How do run our dev tasks?

  • lint: docker compose run app poetry run pre-commit run --all-files
  • integration tests: docker compose run app poetry run pytest -v tests/integration

Then our CI pipelines could look simply like this:

image: docker

services:
  - docker:dind

variables:
  DOCKER_DRIVER: overlay2
  DOCKER_HOST: tcp://docker:2375

before_script:
  - docker compose build

stages:
  - test

test:lint:
  stage: test
  only:
    - merge_request
  script:
    - docker compose run app poetry run pre-commit run --all-files

test:unit-tests:
  stage: test
  only:
    - merge_request
  script:
    - docker compose run app poetry run pytest -v tests/unit

test:integration:
  stage: test
  only:
    - merge_request
  script:
    -  docker compose run app poetry run pytest -v tests/integration

Now before job we build our docker images, docker compose build.
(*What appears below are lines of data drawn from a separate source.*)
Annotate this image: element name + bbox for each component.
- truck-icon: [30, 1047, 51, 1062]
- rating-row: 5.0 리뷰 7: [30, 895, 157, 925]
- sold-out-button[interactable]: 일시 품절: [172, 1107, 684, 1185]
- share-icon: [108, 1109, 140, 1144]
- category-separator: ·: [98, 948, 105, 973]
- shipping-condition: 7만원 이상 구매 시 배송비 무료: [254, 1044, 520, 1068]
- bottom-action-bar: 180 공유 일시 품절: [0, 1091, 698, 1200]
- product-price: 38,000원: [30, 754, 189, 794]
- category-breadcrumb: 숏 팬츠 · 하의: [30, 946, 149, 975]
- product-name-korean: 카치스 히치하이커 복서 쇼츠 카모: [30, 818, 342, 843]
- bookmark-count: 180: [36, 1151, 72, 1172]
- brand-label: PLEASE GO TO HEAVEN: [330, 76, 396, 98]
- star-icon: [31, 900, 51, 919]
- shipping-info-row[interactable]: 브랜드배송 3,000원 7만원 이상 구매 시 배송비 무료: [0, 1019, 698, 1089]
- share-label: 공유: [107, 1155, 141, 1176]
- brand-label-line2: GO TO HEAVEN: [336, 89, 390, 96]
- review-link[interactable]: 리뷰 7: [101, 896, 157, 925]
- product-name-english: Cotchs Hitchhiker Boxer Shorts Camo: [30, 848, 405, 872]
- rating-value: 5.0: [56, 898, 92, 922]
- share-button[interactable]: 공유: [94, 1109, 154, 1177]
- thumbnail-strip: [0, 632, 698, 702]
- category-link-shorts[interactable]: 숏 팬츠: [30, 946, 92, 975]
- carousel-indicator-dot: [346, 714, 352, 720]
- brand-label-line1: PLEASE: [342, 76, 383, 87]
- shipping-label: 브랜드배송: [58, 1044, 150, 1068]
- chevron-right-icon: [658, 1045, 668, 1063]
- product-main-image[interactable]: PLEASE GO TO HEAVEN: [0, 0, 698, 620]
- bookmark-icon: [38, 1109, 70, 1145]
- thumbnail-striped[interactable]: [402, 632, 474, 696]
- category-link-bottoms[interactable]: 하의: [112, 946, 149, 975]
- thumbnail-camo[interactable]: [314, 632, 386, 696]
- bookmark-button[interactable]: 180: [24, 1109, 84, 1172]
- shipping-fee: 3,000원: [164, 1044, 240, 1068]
Then to run the dev task we do something like:

docker compose run app <command to run>

So to run unit tests we could do:

docker compose run app poetry run pytest -v tests/unit

Aside

We could simplify this if we use makefile and make the target be poetry run pytest -v tests/unit.

.PHONY: unit_tests
unit_tests: ## Run all the unit tests
	@poetry run pytest -v tests/unit

Then our ci job would look something like:

test:unit-tests:
  stage: test
  only:
    - merge_request
  script:
    - make unit_tests

Which I think is a lot more readable and a lot easier to type. We can also leverage auto-complete on the terminal and add help targets. So a user can see all the targets they can run.